Par Boubacar Dembo Tamba / Tambacounda.info
Il est des écoles de brousse qui, malgré des conditions plus que précaires (enclavement, infrastructures d’accueil, manque d’enseignants, pesanteurs socioculturelles) réalisent de très bonnes performances. C’est le cas de l’école de Badi Nioghany, une petite bourgade de la communauté rurale de Dialacoto qui, après les 92% réalisés en 2004, a placé la barre très haut cette année avec 100% d’admis au CFEE et 99% à l’entrée en sixième, au grand bonheur des populations de la contrée et des autorités académiques de la région.

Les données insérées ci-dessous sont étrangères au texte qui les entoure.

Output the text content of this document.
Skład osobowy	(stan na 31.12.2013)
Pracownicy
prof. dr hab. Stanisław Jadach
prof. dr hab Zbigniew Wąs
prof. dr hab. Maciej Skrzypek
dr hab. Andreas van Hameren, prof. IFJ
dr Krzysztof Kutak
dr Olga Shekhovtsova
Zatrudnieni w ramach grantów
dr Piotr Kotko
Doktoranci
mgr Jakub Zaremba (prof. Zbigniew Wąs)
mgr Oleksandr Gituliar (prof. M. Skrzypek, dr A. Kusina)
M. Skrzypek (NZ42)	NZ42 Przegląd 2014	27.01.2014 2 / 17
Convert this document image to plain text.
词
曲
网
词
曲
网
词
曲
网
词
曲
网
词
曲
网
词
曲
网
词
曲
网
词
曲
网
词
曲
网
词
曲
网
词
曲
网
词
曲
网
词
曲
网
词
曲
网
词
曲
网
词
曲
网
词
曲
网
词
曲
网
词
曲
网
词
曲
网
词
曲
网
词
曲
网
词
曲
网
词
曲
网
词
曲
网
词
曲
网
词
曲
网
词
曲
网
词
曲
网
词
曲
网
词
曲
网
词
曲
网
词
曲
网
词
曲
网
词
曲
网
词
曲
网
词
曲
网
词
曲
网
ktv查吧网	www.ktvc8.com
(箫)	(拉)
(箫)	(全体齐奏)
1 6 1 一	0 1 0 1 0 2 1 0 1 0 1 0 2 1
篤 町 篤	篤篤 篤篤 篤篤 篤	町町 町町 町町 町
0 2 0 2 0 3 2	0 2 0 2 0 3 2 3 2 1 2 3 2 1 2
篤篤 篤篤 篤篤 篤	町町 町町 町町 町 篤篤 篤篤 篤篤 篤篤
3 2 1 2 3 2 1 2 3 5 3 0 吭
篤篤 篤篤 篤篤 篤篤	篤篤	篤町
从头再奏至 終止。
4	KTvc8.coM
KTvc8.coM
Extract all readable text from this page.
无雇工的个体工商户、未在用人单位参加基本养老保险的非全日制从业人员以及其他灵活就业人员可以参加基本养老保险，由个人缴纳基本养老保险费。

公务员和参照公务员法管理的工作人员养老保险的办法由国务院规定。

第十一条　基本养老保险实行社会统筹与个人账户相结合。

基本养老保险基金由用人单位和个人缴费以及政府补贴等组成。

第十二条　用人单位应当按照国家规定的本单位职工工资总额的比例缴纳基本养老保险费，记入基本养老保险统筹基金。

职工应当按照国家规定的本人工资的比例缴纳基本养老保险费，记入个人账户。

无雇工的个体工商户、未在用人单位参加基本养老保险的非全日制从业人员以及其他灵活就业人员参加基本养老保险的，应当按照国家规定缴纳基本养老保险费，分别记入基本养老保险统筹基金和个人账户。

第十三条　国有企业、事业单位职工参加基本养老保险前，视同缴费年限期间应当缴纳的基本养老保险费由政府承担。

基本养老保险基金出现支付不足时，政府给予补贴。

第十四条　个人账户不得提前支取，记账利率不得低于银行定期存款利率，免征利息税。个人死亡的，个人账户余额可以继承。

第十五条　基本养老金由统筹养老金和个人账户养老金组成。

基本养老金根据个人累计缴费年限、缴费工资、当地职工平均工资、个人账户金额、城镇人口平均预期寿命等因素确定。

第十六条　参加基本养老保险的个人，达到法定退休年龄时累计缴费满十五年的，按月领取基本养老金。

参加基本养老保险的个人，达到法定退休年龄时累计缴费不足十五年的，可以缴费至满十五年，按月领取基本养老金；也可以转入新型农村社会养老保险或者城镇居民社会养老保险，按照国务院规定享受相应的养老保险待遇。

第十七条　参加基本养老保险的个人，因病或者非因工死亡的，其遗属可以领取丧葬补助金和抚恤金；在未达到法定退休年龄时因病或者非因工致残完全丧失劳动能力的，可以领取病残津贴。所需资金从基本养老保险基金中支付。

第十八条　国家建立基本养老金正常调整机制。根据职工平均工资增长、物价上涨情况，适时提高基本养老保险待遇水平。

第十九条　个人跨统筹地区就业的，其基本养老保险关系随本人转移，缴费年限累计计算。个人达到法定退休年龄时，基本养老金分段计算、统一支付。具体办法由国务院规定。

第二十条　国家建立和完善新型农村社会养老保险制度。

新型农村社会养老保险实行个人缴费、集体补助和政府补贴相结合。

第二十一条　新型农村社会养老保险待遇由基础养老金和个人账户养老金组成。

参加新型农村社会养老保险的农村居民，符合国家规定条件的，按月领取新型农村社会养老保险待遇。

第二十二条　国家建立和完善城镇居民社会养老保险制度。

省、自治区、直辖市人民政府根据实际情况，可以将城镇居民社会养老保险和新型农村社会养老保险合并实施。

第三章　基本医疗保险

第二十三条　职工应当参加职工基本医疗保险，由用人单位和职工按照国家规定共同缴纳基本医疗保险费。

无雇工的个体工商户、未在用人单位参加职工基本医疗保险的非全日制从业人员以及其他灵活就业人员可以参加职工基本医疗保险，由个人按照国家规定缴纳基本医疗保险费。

En 2002 déjà, l’école élémentaire de Badi Nioghany s’était illustrée avec 75% d’élèves reçus au CFEE, tout comme à l’entrée en sixième. En 2004, le taux d’élevait à 92% pour cette année atteindre la barre des 100% au CFEE et 99% à l’entrée en sixième. Cette belle performance, Tidiane Ndiaye, le directeur de l’établissement de trois classes, la met au compte « de l’ardeur au travail, de l’assiduité, car je ne suis jamais les mouvements d’humeur des organisations syndicales, et de la perspicacité ». Pourtant, l’exploit réalisé par Mr Ndiaye, car c’en est bien un, n’était pas du tout donné au départ. Il avait une classe à cours multiples (un CM1 et un CM2), une véritable paire de manches.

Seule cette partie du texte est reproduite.